From 9th March 2015, NHS England has required laboratories in England to run an algorithm (based on Kidney Diseases: Improving Global Outcomes definition and staging criteria) to detect cases of acute kidney injury, generate AKI alerts for clinical teams and submit data on all cases of AKI to the UK Renal Registry. How each laboratory has implemented this algorithm in its local laboratory information management system is unknown and to date no work has been undertaken to examine this. Since these alerts are being transmitted to clinicians caring for these patients and being used to compare AKI rates between clinical commissioning groups, it is important to ensure the algorithm is working accurately and consistently.

Furthermore, there is no universal consensus about which baseline creatinine used to generate alerts is most appropriate, even when known.

  • How will you carry out your study?

1. The University of Bristol (UoB) team will develop code to identify cases of AKI using routine laboratory data – centrally derived AKI alerts. The alerts generated by individual laboratories and transmitted to the UKRR will be compared to these centrally derived AKI alerts. Agreement between alerts generated locally in laboratories and centrally using the UoB code will be quantified. Disagreements will be interrogated.

2. Creatinine values from different time points prior to the index AKI result will be used to determine the baseline time point that, when used to calculate the relative or absolute change in creatinine, is most strongly associated with the risk of developing chronic kidney disease and the risk of dying.

  • How will you decide which patients are included in your study?
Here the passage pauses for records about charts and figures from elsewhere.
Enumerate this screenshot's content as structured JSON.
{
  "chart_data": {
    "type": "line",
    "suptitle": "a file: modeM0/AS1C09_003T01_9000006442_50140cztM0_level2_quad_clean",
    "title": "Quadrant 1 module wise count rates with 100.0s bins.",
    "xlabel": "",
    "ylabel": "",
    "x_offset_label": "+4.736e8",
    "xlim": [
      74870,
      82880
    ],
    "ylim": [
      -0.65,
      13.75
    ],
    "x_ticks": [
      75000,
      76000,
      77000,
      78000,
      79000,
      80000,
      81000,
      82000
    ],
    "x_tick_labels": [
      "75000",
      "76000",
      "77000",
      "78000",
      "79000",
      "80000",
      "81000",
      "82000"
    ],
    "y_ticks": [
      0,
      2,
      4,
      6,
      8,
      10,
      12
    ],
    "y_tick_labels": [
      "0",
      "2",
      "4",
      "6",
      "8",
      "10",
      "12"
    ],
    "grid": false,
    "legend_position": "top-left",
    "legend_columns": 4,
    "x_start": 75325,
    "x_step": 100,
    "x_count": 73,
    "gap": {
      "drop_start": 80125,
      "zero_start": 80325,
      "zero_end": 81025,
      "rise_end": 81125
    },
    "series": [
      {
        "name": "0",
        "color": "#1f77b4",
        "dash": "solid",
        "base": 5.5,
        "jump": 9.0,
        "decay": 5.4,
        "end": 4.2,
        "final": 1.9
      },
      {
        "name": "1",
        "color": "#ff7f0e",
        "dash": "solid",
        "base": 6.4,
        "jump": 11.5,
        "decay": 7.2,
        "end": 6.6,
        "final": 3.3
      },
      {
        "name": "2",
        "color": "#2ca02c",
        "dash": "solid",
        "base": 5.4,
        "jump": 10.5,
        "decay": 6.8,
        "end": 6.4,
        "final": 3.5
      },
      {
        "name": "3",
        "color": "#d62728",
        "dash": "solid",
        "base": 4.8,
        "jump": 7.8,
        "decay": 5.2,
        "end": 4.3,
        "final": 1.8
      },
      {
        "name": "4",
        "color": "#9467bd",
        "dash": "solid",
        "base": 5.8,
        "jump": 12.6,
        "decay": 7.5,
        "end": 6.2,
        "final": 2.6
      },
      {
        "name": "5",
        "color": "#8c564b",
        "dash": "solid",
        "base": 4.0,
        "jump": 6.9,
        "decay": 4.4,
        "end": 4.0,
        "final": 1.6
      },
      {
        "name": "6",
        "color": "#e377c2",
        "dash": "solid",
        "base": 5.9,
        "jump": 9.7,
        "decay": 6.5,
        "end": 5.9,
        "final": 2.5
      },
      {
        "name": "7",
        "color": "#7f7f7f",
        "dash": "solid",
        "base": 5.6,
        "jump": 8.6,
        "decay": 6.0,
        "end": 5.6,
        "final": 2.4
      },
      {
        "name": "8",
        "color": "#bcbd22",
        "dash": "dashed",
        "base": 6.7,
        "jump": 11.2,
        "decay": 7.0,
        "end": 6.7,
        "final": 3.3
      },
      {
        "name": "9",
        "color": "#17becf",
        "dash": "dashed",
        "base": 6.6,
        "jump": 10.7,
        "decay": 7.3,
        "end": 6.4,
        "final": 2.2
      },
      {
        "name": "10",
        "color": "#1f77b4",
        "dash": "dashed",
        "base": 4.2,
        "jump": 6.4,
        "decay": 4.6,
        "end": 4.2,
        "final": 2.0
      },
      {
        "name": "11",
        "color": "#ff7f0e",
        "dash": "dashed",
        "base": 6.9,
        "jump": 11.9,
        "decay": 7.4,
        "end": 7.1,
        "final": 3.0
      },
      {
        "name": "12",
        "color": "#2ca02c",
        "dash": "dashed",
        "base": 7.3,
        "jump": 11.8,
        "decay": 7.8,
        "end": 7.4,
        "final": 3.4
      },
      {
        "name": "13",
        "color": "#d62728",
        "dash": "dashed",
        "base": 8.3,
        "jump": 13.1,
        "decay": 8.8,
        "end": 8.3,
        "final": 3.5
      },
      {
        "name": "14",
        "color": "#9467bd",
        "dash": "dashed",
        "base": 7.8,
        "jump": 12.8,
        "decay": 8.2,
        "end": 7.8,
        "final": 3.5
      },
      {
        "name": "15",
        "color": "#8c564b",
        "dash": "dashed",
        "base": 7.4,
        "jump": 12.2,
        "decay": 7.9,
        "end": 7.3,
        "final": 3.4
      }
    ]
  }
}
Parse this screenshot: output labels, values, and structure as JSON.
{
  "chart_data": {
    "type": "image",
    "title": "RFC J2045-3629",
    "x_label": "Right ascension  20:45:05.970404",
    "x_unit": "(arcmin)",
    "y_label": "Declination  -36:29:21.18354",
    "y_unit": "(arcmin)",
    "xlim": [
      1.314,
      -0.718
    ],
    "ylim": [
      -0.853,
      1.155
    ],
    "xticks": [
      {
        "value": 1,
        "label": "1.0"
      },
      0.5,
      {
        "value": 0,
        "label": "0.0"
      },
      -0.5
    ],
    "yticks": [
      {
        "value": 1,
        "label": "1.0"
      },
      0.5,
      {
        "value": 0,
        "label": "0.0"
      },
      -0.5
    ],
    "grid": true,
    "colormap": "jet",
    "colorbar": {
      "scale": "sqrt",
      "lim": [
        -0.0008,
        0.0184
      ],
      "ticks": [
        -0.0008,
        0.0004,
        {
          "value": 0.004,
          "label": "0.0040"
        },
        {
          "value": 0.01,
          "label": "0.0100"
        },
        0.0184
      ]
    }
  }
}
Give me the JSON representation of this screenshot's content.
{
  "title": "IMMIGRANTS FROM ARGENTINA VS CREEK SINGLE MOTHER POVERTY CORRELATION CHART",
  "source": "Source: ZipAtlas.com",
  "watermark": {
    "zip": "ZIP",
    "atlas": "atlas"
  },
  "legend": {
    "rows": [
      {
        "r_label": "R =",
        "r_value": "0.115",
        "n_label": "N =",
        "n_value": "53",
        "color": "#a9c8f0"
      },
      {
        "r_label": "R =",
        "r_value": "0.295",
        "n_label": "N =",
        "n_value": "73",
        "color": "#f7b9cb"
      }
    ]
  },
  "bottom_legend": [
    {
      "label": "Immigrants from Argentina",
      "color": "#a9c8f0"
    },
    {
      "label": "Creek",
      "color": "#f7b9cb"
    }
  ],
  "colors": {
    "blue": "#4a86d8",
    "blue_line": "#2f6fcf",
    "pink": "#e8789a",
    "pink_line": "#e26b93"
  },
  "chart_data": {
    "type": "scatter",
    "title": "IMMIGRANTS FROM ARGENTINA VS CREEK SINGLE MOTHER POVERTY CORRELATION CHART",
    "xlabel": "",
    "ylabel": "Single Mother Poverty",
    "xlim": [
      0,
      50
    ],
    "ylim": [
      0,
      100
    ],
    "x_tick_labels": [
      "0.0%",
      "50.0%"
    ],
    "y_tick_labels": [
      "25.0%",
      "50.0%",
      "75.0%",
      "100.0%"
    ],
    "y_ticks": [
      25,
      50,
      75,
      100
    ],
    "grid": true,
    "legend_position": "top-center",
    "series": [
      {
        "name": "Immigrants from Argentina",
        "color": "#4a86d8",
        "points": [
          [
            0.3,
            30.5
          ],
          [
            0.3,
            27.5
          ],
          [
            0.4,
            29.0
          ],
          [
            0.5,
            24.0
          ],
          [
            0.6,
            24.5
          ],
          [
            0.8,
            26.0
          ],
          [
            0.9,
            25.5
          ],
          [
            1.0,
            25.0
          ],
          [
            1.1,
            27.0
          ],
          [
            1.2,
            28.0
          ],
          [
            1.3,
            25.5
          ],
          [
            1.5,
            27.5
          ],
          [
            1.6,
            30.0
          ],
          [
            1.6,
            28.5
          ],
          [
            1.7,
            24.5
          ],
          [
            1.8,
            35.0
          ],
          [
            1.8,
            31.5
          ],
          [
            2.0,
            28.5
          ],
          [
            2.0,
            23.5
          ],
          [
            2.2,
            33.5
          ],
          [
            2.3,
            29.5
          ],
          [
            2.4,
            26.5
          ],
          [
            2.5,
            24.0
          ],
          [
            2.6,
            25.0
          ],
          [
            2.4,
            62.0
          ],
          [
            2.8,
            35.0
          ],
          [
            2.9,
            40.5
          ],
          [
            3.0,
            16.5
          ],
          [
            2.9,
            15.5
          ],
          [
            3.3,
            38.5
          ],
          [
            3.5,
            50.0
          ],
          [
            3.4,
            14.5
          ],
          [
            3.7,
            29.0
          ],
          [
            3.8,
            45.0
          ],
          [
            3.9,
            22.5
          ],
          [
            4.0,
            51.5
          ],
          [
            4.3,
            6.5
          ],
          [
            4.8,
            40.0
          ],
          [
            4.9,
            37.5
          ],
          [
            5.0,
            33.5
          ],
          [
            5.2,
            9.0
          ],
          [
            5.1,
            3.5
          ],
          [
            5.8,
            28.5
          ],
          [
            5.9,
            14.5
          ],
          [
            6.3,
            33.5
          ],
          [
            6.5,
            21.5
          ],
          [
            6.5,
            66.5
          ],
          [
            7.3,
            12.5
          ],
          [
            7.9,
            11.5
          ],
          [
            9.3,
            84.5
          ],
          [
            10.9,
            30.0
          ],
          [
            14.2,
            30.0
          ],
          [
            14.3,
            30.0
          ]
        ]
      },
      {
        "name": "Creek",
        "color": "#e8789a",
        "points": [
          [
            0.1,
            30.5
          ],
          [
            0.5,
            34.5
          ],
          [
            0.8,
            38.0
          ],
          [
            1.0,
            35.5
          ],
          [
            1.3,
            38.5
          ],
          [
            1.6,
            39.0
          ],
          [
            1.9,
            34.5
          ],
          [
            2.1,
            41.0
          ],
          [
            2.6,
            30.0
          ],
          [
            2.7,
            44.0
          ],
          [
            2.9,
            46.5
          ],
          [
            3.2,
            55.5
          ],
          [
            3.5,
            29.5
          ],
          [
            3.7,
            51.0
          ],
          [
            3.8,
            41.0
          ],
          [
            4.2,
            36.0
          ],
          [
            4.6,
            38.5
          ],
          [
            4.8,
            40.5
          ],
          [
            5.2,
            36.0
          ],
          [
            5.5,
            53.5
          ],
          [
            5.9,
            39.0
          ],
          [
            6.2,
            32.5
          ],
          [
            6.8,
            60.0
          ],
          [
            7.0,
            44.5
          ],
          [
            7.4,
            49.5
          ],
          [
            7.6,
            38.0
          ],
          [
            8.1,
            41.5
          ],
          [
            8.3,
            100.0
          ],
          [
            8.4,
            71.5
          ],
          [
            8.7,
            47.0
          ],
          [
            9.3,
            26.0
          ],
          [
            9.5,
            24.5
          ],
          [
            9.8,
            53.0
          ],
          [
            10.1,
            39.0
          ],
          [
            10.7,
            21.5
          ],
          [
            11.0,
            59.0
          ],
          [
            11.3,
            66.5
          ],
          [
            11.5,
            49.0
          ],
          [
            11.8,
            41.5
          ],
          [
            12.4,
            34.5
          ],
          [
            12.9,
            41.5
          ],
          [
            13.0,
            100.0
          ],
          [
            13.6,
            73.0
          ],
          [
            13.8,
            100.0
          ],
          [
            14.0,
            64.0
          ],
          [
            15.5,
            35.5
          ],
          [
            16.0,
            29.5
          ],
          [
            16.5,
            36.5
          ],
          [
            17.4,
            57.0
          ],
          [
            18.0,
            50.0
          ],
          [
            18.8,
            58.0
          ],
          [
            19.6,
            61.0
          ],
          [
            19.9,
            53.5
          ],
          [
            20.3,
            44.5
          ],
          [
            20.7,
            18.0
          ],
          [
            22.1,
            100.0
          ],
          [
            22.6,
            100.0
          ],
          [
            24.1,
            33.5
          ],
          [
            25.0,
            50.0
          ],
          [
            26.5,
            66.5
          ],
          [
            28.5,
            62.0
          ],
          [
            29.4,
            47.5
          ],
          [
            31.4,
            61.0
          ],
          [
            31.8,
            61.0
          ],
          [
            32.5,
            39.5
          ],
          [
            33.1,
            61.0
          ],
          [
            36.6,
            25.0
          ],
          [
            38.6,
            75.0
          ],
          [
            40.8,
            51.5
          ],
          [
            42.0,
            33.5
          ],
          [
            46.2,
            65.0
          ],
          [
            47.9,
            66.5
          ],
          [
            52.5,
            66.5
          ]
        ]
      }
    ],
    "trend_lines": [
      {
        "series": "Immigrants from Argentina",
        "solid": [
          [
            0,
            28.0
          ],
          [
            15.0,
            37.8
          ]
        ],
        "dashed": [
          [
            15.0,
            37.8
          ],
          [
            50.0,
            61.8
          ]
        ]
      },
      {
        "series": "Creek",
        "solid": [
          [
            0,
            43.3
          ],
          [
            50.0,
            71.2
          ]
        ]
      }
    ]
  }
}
All laboratories transmitting alerts will be included from the date the algorithm was ‘live’ within that laboratory. Only alerts generated by individuals 18 years and older will be included as the definition of AKI in the paediatric population is complex and different to that in adults. The reference creatinine interval is also age specific. Patients on kidney replacement therapies will be excluded.

  • How many patients do you anticipate including?

Approximately 2 million patients.

  • For how long will you follow up these patients?

Creatinine values 15-months prior to and subsequent to the generated alert will be used for validation.

  • What value will UKRR data add to the project?

The project relies entirely on UKRR data. This analysis will assist to improve the implementation of the NHS England alert algorithm. More broadly, this research will contribute to the applicant’s PhD project, of which also consists of ‘big data’ to describe the epidemiology of AKI in Cape Town, South Africa.

  • What new information will your study generate and how will this benefit patients?

Examining the implementation of the AKI algorithm in different laboratories will allow comparisons of AKI rates between health geographies to be more reliably compared.

Improving the algorithm and its implementation will benefit patients by better identifying AKI since the alert is also transmitted to clinicians looking after these patients.